Now we are hearing arguments about how more concealed weapons carried by good people (who are Christians) would have been a good way to stop the senseless and cruel killing in San Bernardino. Jerry Falwell’s son told the students at Liberty to get a permit to carry in case the school was attacked by “those Muslims.”  Then I hear hate speech from “peacemaking” Christians who think Fallwell’s son should have something terrible happen to him. So much for  loving our enemies even among the people who supposedly already love you! (But check out these videos of an Iraq War vet from MCC)

Loving: Pope Francis visited some of the thousands internally displaced families who have been forced the leave their homes with their families following unrest in the CAR
Francis and displaced people in the CAR

From my first conflicts over not having conflict until now, I still say that Bonhoeffer was right. Jesus says love your enemies; He demonstrated that fully and still means it. It doesn’t matter if you are an oppressed minority like the first followers of Jesus were, or if you are the president of a university trying to figure out how to exercise power. It doesn’t matter if the Pope is visiting you in the Central African Republic, where armed gangs shoot at UN peacekeepers, or you are visited in Philly where armed-to-the-teeth police patrol the streets. Love your enemies.
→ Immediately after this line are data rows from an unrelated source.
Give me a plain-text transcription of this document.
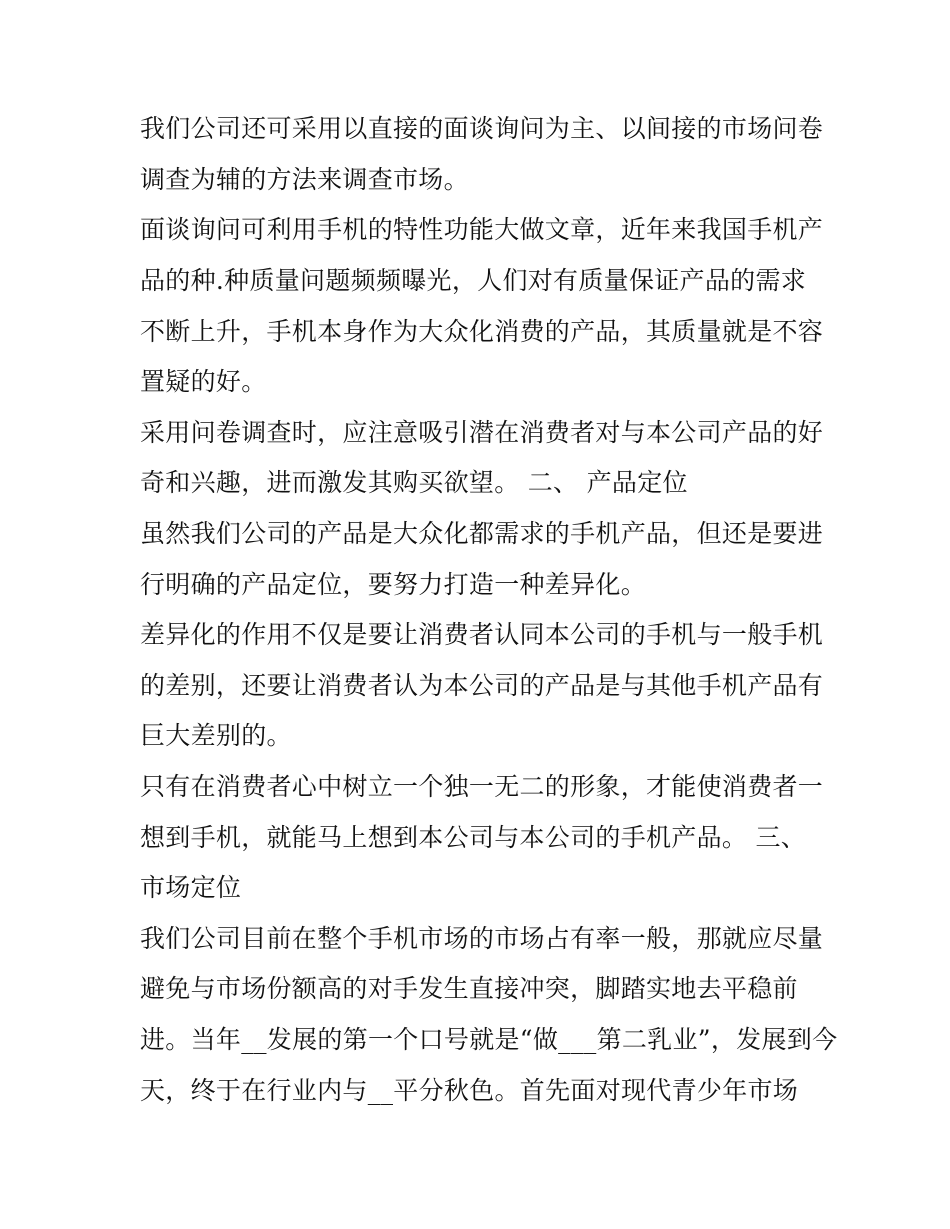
我们公司还可采用以直接的面谈询问为主、以间接的市场问卷
调查为辅的方法来调查市场。
面谈询问可利用手机的特性功能大做文章，近年来我国手机产
品的种.种质量问题频频曝光，人们对有质量保证产品的需求
不断上升，手机本身作为大众化消费的产品，其质量就是不容
置疑的好。
采用问卷调查时，应注意吸引潜在消费者对与本公司产品的好
奇和兴趣，进而激发其购买欲望。 二、 产品定位
虽然我们公司的产品是大众化都需求的手机产品，但还是要进
行明确的产品定位，要努力打造一种差异化。
差异化的作用不仅是要让消费者认同本公司的手机与一般手机
的差别，还要让消费者认为本公司的产品是与其他手机产品有
巨大差别的。
只有在消费者心中树立一个独一无二的形象，才能使消费者一
想到手机，就能马上想到本公司与本公司的手机产品。 三、
市场定位
我们公司目前在整个手机市场的市场占有率一般，那就应尽量
避免与市场份额高的对手发生直接冲突，脚踏实地去平稳前
进。当年__发展的第一个口号就是“做___第二乳业”，发展到今
天，终于在行业内与__平分秋色。首先面对现代青少年市场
The best demonstration of the gospel, which everyone can practically express, is to be in a community of Christians who stick together no matter how many conflicts they face, between themselves or from without. SOMEONE has to love their enemies and love each other like Christ loves them or the gospel is a joke, a sad relic of a day before everyone was trained from birth to carry a concealed weapon in order to keep the peace – a fearful, dominated, avoidant “peace.”